By Caitlin Moran.
The author admits right off that when people used to ask her for advice on men, she utterly blew it off. Men are fine compared to women, let them handle their own shit and talk to each other, who cares?! "Let the men sort themselves out," she thought. Well, they did... with men's rights activist types, which is making them unhappy AND they seem to think that women are the ultimate cause of their unhappiness. Teenage girls asked her to tell boys what they should be reading about how to become a man instead and...she had nothing. Women get advice all over the place, men don't.
She notes that the biggest complaint of men's rights is that it's easier to be a woman than a man, now. If they really feel this (and keep saying it over, and over, "more despairingly each time,"), then you need to believe them. And she agrees that men aren't celebrated, we'd find being proud to be a man suspicious, and...its time for Caitlin to ask men about their lives, here.

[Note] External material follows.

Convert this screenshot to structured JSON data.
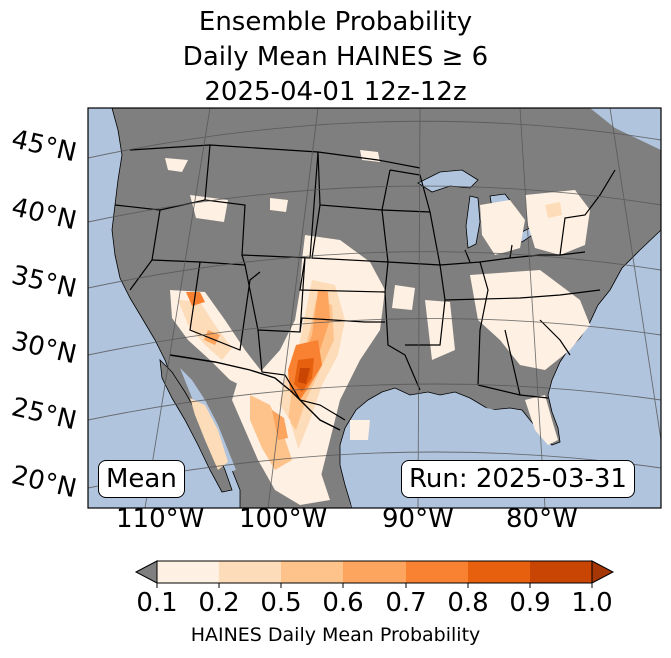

The author asks men what it was like to be a boy compared to being a woman--having to be obsessed with sports, being legitimately afraid they'd get beaten up, making people laugh, and having violent thoughts. She notes that men are always thinking about what to do in a fight or who would win one--for good reason, it's not just for fun. (She notes women do the same about rape.) Nobody tells you how to be a man, and what did they read? Superhero stuff. Nobody read anything about what it was like to be an average boy, and one interviewee said there are no normal boys in fiction because it would be boring. "Real stories about young men involved quests, and intergalactic battles, and superpowers, and adventures, and mysteries. Real stories were big. Normal boys' lives were...little. No matter what actually happened in them."
She discusses bodily issues--from hard-ons to balls to sex and porn (I did crack up at the polite explanations as to why anal sex is um, difficult) and having to do extreme workouts as a movie star--and how men can't really dress themselves up socially like women do. She notes that suits are "one of the greatest technologies men have ever invented for themselves" because it's the one option, and they are pretty much the same and neutral and worn constantly without any thought. I also found it interesting when she found out that algorithms are sending out sex stuff to men all the time in a way women aren't getting on their feeds. "Men and women are being presented with radically different worlds, and we don't even know it. Until we talk."
I do think it's fair to throw in some comparisons to female troubles, such as having to be straight up afraid of men, in general, due to rape (and how fucking Louis CK pointed this out and guess what he did.) A man can kill a woman whenever he wants, but not vice versa. We just don't know who's going to be good or bad.
Men have to outsource emotional things to women, and they just don't seem to cover it well on their own. And then there's pickup artists--I like how the author pointed out that while "The Game" has sold 2.5 million copies, its sequel, "The Truth," has not, because the author, Neil Strauss, wrote another book saying that playing "The Game" did not make him happy and you want more than just banging. She highly recommends it. She covers the prominent men's rights authors and how men may relate and/or grow out of those interests, as well as fatherhood, a brief bit on midlife crisis (I think that should have been covered a bit more), aging, and dragging men to the doctor. She has a very good example of that last one as to how her husband nearly died because he didn't go. Hooooo boy.
At the end, she notes that feminism has helped women and it doesn't seem exciting or fun to be male by comparison. "We just aren't excited about men, and boys, in the way we are about women, right now." Try looking for a "most beloved men" list online, and when you see a man on the news, he's probably killed someone. We don't celebrate positive masculinity, She even writes an epilogue--clearly needed--about the bad men out there.
Overall, I really liked this and highly recommend it. I wouldn't have minded a bit more information, but it's pretty comprehensive. Four stars.